Feature | Description |
|---|---|
| Agent Runtime | Hosts LLM calls, Agent loop orchestration, and business logic, with session-based routing and automatic scaling. |
| Sandbox Tools | Provides two separate yet interoperable API layers for both LLMs and developers. Browser automation, code execution, Shell, and file operations all run in an isolated sandbox environment. |
| Conversation Storage | Provides framework-compatible memory management, with unified APIs for sessions and messages. |
| Observability | Automatically collects call traces with zero-intrusion instrumentation, enabling unified trace viewing in both local and cloud dashboards. |
| Built-in Models | Access Hunyuan and other mainstream Chinese models through AI Gateway with a limited-time free token quota. |
Kemampuan platform apa yang saya butuhkan untuk agen AI rag?

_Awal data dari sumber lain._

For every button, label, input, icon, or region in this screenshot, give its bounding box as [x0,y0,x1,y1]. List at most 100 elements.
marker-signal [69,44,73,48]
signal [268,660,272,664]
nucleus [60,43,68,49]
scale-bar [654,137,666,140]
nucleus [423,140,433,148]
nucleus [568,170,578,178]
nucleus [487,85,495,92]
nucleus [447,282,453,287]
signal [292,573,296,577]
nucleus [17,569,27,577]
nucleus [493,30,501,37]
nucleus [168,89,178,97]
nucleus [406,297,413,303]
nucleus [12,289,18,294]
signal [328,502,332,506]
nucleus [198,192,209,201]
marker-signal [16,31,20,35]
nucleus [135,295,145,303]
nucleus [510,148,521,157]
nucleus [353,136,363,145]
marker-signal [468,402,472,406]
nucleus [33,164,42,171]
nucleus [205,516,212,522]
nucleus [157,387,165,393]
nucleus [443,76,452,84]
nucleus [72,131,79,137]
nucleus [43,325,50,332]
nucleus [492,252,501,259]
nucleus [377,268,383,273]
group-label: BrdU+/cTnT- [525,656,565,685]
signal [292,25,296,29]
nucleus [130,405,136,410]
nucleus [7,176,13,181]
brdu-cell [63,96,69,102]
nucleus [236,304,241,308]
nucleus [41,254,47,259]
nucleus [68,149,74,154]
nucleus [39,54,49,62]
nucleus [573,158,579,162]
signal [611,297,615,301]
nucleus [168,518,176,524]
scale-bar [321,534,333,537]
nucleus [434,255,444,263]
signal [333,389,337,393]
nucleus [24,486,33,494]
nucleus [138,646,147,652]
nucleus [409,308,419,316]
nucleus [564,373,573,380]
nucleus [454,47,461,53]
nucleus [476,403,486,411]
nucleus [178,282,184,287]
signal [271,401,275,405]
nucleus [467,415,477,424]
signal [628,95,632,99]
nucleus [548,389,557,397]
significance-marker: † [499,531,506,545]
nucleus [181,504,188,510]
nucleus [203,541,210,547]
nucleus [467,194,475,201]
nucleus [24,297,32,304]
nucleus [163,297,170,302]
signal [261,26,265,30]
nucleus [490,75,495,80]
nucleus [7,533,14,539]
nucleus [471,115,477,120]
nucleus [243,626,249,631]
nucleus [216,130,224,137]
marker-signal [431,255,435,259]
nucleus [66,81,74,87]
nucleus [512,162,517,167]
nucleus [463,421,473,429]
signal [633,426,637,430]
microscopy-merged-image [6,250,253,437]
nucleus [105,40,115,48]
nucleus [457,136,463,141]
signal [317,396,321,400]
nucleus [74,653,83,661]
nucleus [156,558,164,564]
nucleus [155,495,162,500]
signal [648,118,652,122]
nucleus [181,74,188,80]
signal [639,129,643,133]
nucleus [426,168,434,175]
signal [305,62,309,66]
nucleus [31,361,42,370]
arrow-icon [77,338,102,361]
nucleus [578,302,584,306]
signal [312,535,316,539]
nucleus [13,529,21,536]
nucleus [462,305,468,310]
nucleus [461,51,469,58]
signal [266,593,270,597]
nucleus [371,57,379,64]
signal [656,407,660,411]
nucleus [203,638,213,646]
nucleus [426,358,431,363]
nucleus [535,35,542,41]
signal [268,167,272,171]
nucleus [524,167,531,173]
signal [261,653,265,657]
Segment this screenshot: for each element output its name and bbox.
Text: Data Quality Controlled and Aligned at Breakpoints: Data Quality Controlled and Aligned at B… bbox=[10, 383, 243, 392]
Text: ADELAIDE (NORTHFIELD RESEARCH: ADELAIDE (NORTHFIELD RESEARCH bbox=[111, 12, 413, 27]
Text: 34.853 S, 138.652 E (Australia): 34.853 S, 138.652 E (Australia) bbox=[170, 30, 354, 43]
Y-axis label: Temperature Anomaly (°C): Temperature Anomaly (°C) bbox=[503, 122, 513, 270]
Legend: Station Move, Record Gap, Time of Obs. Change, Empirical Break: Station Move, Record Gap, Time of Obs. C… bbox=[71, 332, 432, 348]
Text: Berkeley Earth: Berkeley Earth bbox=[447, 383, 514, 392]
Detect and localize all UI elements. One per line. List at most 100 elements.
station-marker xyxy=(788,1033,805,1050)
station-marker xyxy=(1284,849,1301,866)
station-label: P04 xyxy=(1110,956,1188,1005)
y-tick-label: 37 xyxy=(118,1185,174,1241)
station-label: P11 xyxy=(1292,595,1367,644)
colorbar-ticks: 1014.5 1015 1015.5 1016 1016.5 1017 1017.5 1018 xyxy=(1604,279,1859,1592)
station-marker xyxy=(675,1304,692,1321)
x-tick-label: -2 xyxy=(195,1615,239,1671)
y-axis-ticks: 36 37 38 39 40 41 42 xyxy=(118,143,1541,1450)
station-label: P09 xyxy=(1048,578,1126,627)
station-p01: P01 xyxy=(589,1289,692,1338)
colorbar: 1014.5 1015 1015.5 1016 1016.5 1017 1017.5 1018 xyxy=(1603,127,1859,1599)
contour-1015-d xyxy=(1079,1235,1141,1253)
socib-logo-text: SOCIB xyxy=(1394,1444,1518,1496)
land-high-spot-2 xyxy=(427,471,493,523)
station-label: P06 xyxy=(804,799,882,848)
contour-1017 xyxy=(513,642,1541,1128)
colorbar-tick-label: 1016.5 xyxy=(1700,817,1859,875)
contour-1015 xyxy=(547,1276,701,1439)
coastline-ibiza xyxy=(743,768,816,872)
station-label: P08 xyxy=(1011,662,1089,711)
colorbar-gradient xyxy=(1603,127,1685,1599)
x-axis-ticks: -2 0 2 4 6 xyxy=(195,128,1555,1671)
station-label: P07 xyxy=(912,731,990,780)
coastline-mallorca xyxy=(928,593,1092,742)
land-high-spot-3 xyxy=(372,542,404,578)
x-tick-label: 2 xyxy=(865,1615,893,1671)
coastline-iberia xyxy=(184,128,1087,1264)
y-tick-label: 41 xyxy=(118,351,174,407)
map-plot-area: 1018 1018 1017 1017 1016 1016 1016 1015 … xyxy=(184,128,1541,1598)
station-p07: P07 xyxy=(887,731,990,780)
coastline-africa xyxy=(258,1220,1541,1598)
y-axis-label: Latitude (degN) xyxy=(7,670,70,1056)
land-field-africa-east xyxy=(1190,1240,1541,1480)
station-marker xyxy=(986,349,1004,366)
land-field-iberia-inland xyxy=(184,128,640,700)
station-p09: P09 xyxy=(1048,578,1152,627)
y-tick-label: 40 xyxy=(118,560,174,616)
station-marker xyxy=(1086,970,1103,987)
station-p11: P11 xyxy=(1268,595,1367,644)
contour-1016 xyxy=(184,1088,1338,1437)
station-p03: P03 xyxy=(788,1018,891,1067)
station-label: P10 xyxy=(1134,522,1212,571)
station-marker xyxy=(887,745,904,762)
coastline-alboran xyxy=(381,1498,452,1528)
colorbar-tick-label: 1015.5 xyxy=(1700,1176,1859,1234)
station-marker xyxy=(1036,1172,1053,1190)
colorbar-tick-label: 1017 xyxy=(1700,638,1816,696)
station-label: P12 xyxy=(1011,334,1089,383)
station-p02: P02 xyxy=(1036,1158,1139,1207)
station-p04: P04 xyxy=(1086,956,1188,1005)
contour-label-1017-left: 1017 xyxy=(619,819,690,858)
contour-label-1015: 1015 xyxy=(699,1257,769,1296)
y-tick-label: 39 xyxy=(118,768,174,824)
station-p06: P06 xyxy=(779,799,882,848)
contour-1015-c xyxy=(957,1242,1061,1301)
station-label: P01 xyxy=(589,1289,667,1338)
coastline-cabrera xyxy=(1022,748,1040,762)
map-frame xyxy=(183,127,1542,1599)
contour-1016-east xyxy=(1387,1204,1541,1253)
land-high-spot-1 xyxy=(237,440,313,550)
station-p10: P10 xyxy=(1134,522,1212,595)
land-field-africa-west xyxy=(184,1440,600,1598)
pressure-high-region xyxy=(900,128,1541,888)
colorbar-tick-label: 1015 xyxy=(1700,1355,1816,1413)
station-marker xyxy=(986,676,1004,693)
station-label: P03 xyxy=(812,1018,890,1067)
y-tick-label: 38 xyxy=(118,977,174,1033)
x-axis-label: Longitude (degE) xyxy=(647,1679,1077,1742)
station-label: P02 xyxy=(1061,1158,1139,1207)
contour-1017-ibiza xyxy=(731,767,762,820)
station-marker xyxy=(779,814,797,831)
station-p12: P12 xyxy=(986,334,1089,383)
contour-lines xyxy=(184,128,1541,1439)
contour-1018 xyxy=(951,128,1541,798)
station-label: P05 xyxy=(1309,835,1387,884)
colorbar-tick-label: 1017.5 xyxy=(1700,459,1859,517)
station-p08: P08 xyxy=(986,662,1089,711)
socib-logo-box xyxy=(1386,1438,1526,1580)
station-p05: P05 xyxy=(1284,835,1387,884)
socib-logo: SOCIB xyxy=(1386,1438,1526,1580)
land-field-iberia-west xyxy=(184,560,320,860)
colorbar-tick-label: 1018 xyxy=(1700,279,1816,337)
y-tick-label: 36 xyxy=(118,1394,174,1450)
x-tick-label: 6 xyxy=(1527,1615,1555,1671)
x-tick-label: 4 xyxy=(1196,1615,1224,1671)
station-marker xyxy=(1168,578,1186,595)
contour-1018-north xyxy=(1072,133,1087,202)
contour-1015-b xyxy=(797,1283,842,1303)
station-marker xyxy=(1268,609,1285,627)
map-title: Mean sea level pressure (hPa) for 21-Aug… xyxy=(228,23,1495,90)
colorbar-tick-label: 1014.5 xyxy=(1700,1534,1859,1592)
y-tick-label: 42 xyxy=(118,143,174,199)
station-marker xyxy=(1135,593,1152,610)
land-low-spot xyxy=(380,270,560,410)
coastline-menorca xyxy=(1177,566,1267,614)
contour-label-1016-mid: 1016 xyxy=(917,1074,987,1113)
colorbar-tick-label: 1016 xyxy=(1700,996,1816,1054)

Penyimpanan/pemrosesan file untuk basis pengetahuan, pemanggilan alat LLM (pencarian + pengambilan) untuk pengambilan, dan memori yang melekat pada sesi untuk konteks multi-putaran. EdgeOne Makers menyediakan ketiga hal ini — memungkinkan arsitektur rag agen tanpa layanan eksternal.

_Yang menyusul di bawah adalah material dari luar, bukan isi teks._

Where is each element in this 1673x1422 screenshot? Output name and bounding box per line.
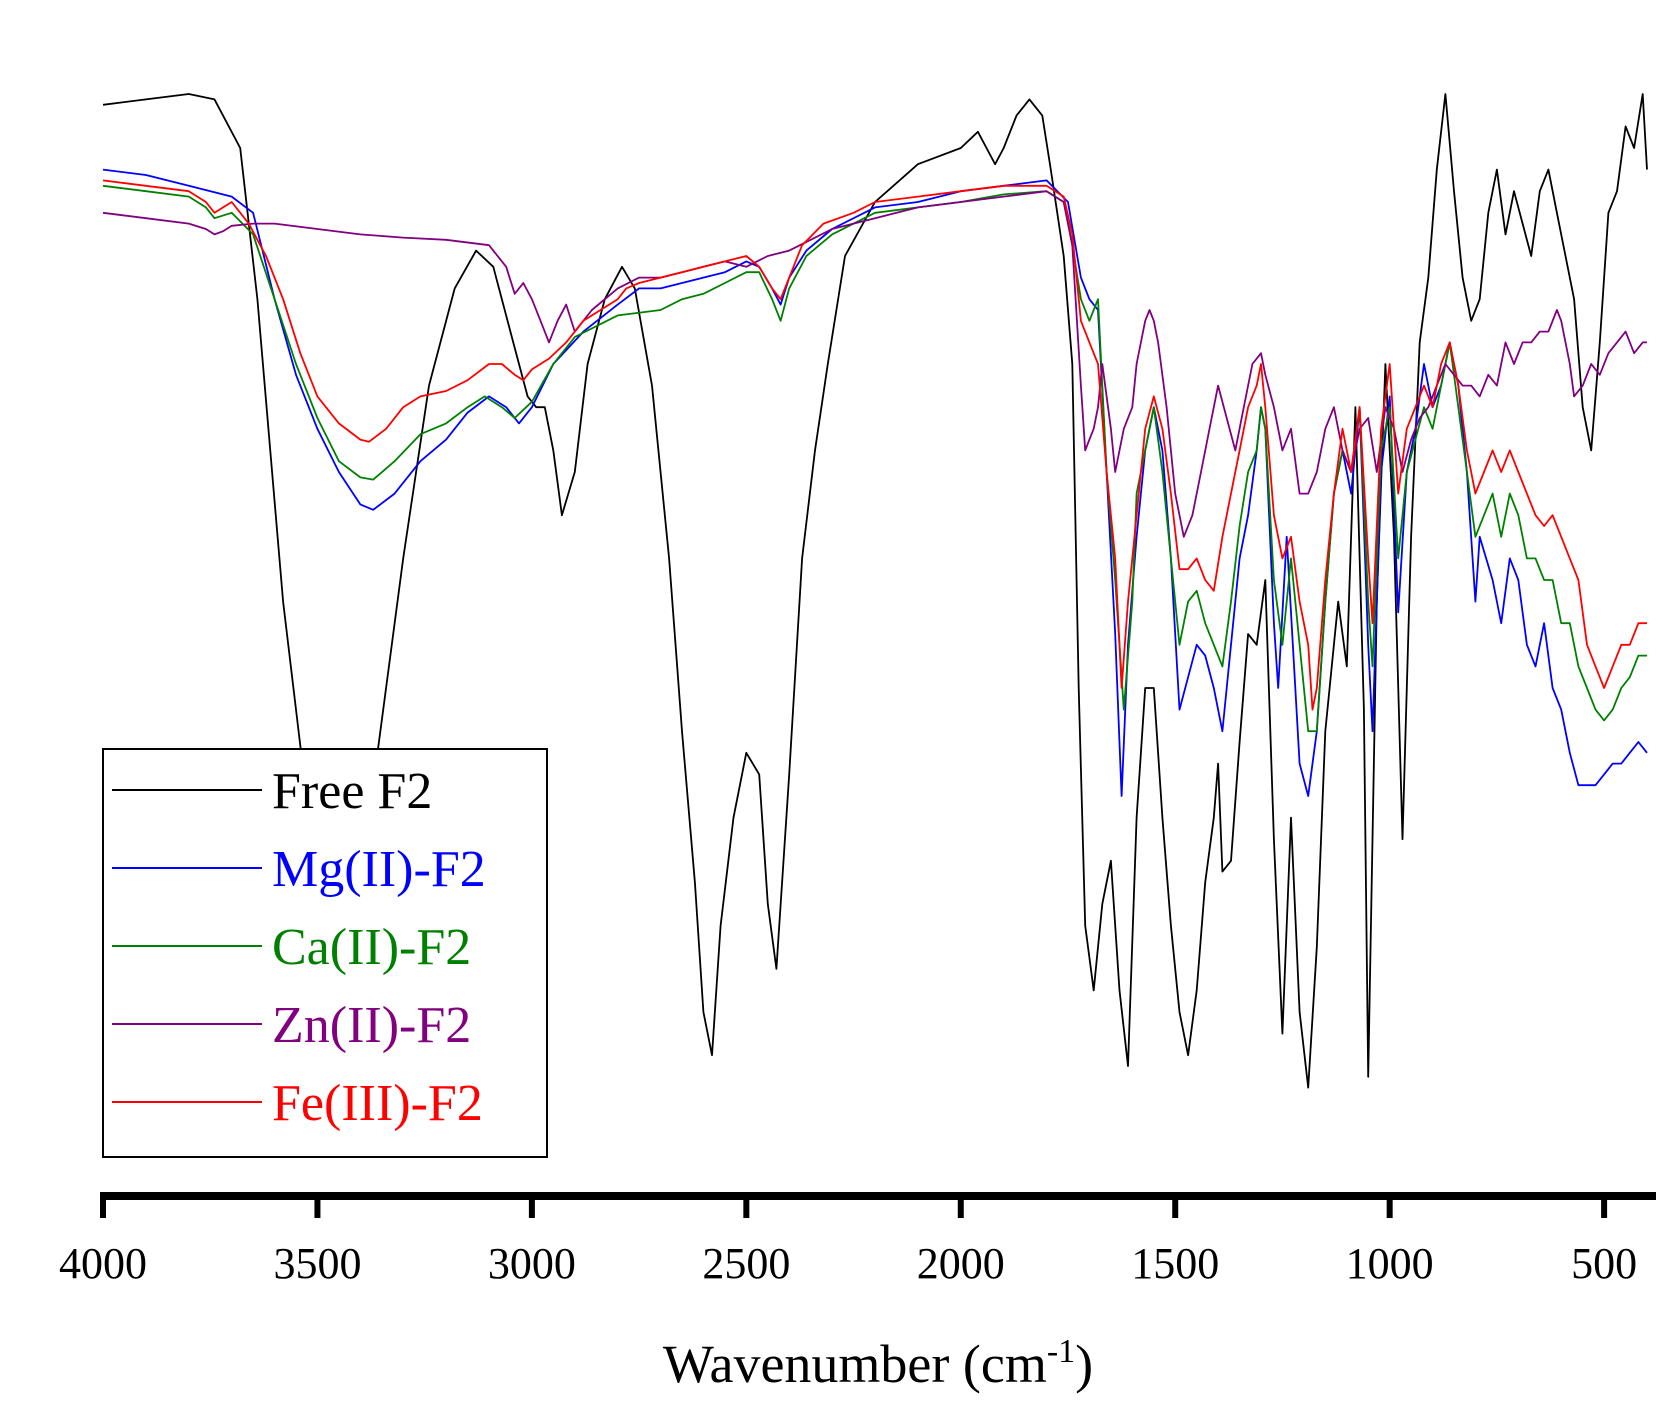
series-line-free-f2 — [102, 93, 1648, 1089]
series-line-mg-ii-f2 — [102, 168, 1648, 797]
x-axis-title: Wavenumber (cm-1) — [663, 1333, 1093, 1394]
x-axis-title-superscript: -1 — [1047, 1333, 1075, 1370]
legend-label-free-f2: Free F2 — [272, 763, 432, 820]
legend-label-ca-ii-f2: Ca(II)-F2 — [272, 919, 471, 976]
series-line-zn-ii-f2 — [102, 190, 1647, 538]
x-axis-title-close: ) — [1075, 1334, 1093, 1394]
x-tick-label-2500: 2500 — [702, 1239, 790, 1288]
series-line-ca-ii-f2 — [102, 184, 1647, 733]
legend-box — [102, 748, 548, 1158]
legend: Free F2 Mg(II)-F2 Ca(II)-F2 Zn(II)-F2 Fe(III… — [102, 748, 548, 1158]
x-tick-label-3500: 3500 — [273, 1239, 361, 1288]
x-axis-title-main: Wavenumber (cm — [663, 1334, 1047, 1394]
legend-label-zn-ii-f2: Zn(II)-F2 — [272, 997, 471, 1054]
x-axis: 4000 3500 3000 2500 2000 1500 1000 500 Wavenumb… — [59, 1192, 1656, 1394]
x-tick-label-3000: 3000 — [488, 1239, 576, 1288]
legend-label-fe-iii-f2: Fe(III)-F2 — [272, 1075, 483, 1132]
x-tick-label-1000: 1000 — [1346, 1239, 1434, 1288]
x-axis-ticks: 4000 3500 3000 2500 2000 1500 1000 500 — [59, 1196, 1637, 1288]
series-line-fe-iii-f2 — [102, 179, 1647, 711]
series-layer — [102, 93, 1648, 1089]
legend-label-mg-ii-f2: Mg(II)-F2 — [272, 841, 486, 898]
x-tick-label-1500: 1500 — [1131, 1239, 1219, 1288]
legend-items: Free F2 Mg(II)-F2 Ca(II)-F2 Zn(II)-F2 Fe(III… — [112, 763, 486, 1132]
x-tick-label-2000: 2000 — [917, 1239, 1005, 1288]
x-tick-label-4000: 4000 — [59, 1239, 147, 1288]
x-tick-label-500: 500 — [1571, 1239, 1637, 1288]
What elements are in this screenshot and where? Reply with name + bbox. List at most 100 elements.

Apakah saya perlu database vektor untuk membangun chatbot basis pengetahuan?
Tidak. Sistem file platform dan pemanggilan alat memungkinkan arsitektur rag agen ringan — proses PDF menjadi teks terstruktur, definisikan alat pencarian/pengambilan, dan biarkan LLM mengambil halaman yang relevan. Tidak perlu Pinecone atau Weaviate.
Bagaimana memori sesi membantu agen rag ai saya?
Routing yang mempertahankan konteks percakapan chatbot basis pengetahuan Anda tetap hidup di berbagai pertanyaan — agen mengingat apa yang telah dibahas dan dapat memperbaiki jawaban tanpa mengambil kembali.
Apakah membangun agen AI bebas RAG di EdgeOne Makers?
Ya. 500K token model/bulan, penyimpanan file permanen, memori sesi yang melekat, dan dukungan percakapan multi-putaran — semua komponen untuk agen ai rag tanpa biaya.
Bisakah saya menyesuaikan logika pengambilan dalam agen rag ai saya?
Ya. Anda mendefinisikan fungsi alat Anda sendiri (cari, ambil, filter) — platform menyediakan runtime dan akses LLM. Bangun pola arsitektur agen rag: kata kunci, semantik, hibrida, atau kustom.